Jemand musste Thomas K.s Idee verleumdet haben, denn ohne dass er sich etwas Böses gedacht hätte, bekam er eines Morgens Post vom Kreisverwaltungsreferat (KVR)." So oder so ähnlich hätte Franz Kafka vielleicht die Geschichte von den Dialog-Displays in Perlach und Ramersdorf begonnen. Dass es ein Stoff wäre, der dem Schriftsteller gefallen hätte, ist sehr wahrscheinlich. Ihm, der sich in seinem Werk so intensiv damit beschäftigte, was passiert, wenn ein bürokratischer Apparat auf ein Leben prallt, das in der Folge zersplittert. Ganz so schlimm ist es im Münchner Osten wohl nicht. Kafkaeske Züge trägt das Ganze aber schon. Alleine schon deswegen, weil passenderweise die Neuperlacher Kafkastraße eine Rolle übernimmt.

Aber von vorne: Thomas K. - anders als bei Josef K. in Kafkas "Prozess" ist sein Nachname bekannt - heißt ausgeschrieben Thomas Kauer (CSU) und ist Vorsitzender des Bezirksausschusses. Mit seinen Kollegen sollte er Standorte für Dialog-Displays im Viertel vorschlagen. Für jene Displays also, die entmenschlicht kalt und grell blinkend mit Lob und Tadel über brave und böse Autofahrer urteilen, was ja irgendwie auch sehr "kafka" ist, wenn man darüber nachdenkt. Diese Displays dürfen - noch so eine undurchschaubare Regelung - nur an Orten aufgestellt werden, wo bereits Tempo 30 vorgeschrieben ist. Dementsprechend schlugen die Lokalpolitiker Bereiche der Weidener Straße, der Hofangerstraße, Führichstraße, Therese-Giehse-Allee und Kafkastraße vor.
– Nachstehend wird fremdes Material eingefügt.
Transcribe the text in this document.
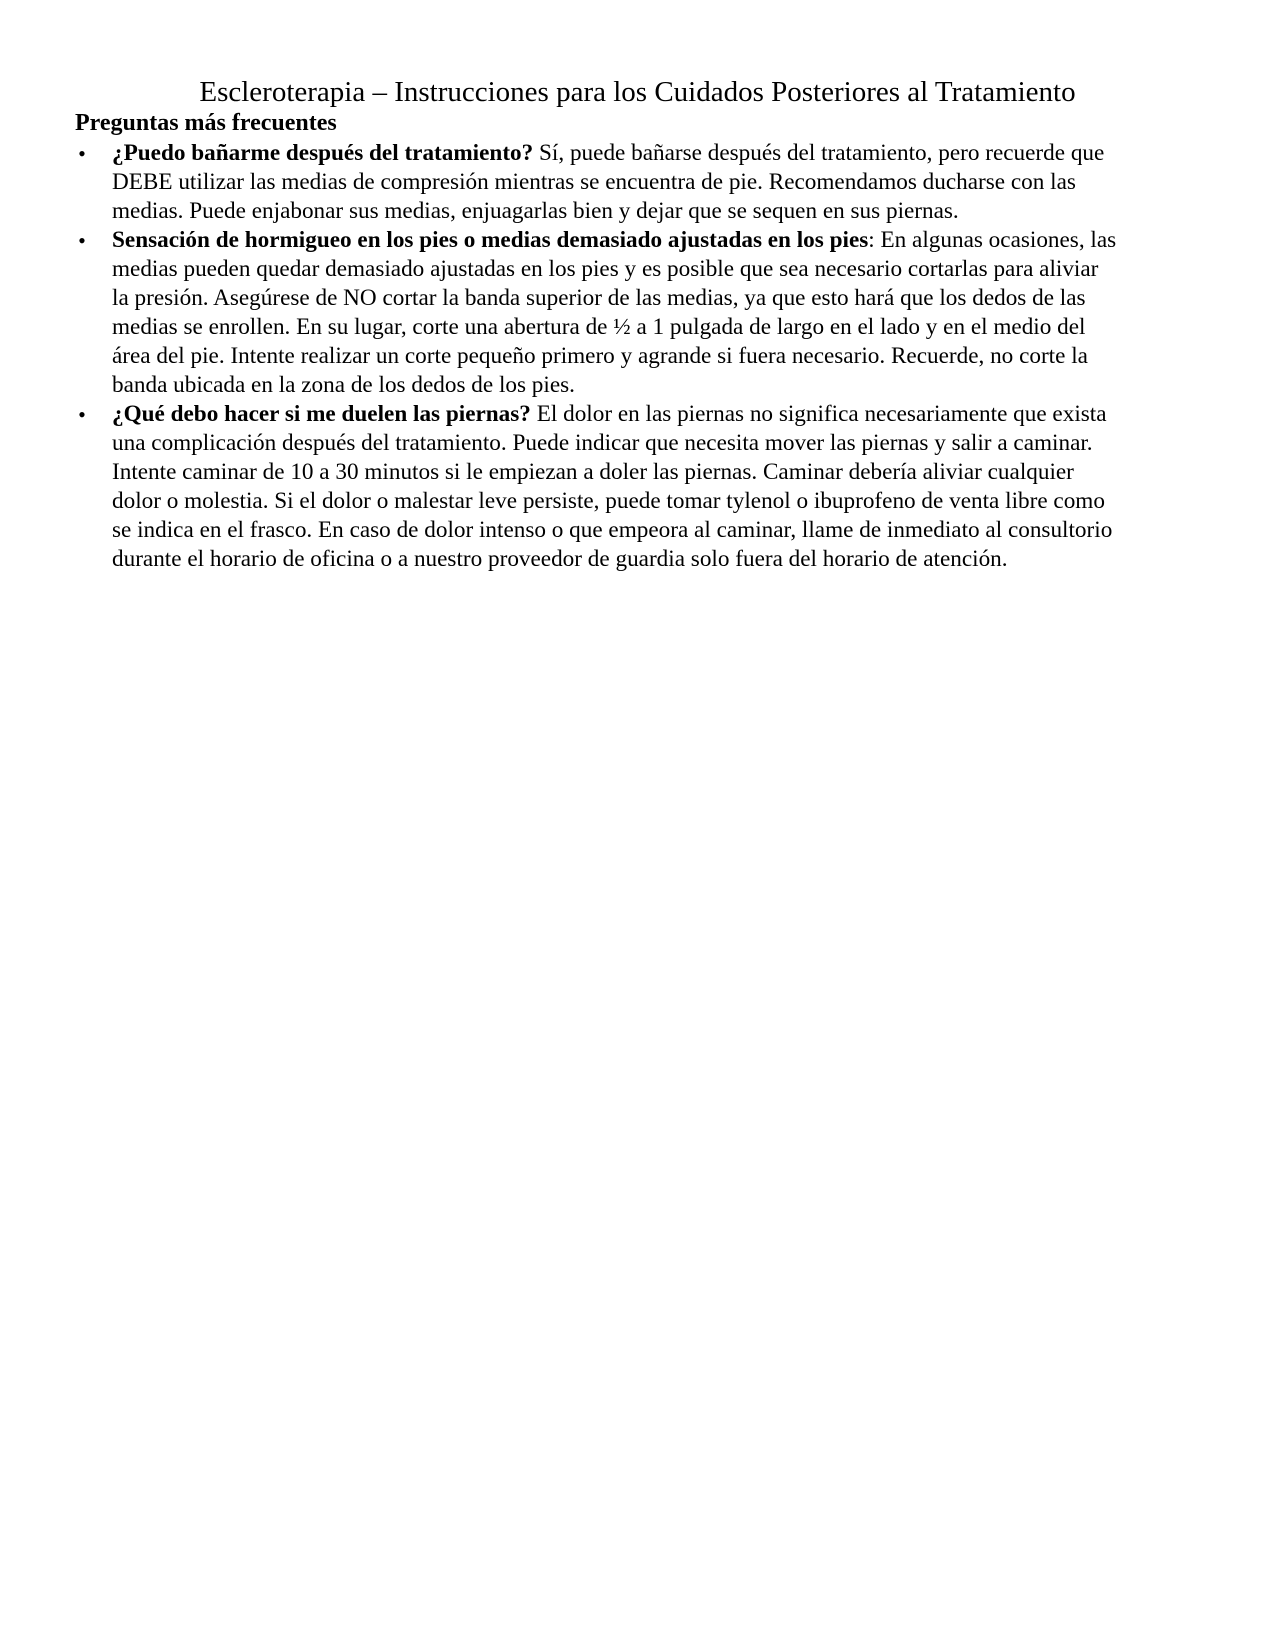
Escleroterapia – Instrucciones para los Cuidados Posteriores al Tratamiento
Preguntas más frecuentes
• ¿Puedo bañarme después del tratamiento? Sí, puede bañarse después del tratamiento, pero recuerde que
DEBE utilizar las medias de compresión mientras se encuentra de pie. Recomendamos ducharse con las
medias. Puede enjabonar sus medias, enjuagarlas bien y dejar que se sequen en sus piernas.
• Sensación de hormigueo en los pies o medias demasiado ajustadas en los pies: En algunas ocasiones, las
medias pueden quedar demasiado ajustadas en los pies y es posible que sea necesario cortarlas para aliviar
la presión. Asegúrese de NO cortar la banda superior de las medias, ya que esto hará que los dedos de las
medias se enrollen. En su lugar, corte una abertura de ½ a 1 pulgada de largo en el lado y en el medio del
área del pie. Intente realizar un corte pequeño primero y agrande si fuera necesario. Recuerde, no corte la
banda ubicada en la zona de los dedos de los pies.
• ¿Qué debo hacer si me duelen las piernas? El dolor en las piernas no significa necesariamente que exista
una complicación después del tratamiento. Puede indicar que necesita mover las piernas y salir a caminar.
Intente caminar de 10 a 30 minutos si le empiezan a doler las piernas. Caminar debería aliviar cualquier
dolor o molestia. Si el dolor o malestar leve persiste, puede tomar tylenol o ibuprofeno de venta libre como
se indica en el frasco. En caso de dolor intenso o que empeora al caminar, llame de inmediato al consultorio
durante el horario de oficina o a nuestro proveedor de guardia solo fuera del horario de atención.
Beim Lesen des letzten Straßennamens muss zumindest unterbewusst irgendeine Kafka-Synapse im Kopf des Sachbearbeiters reagiert haben. "Die Weidener Straße, die Hofangerstraße sowie die Therese-Giehse-Allee liegen nach unseren Unterlagen in Tempo-50-Bereichen", antwortete das KVR. Doch bevor die Geschichte weitergeht, wie sie Kafka wohl erdacht hätte - drakonisches Gerichtsurteil, Hinrichtung, irgendetwas Tragisches eben - probieren es Thomas K. und seine Kollegen mit dem Hinweis an die Verwaltung, sie mögen doch ihre Akten aktualisieren. Vielleicht wird auf diese Weise aus dem Kafka-Protagonisten wieder ein BA-Vorsitzender. Es wäre ihm zu wünschen.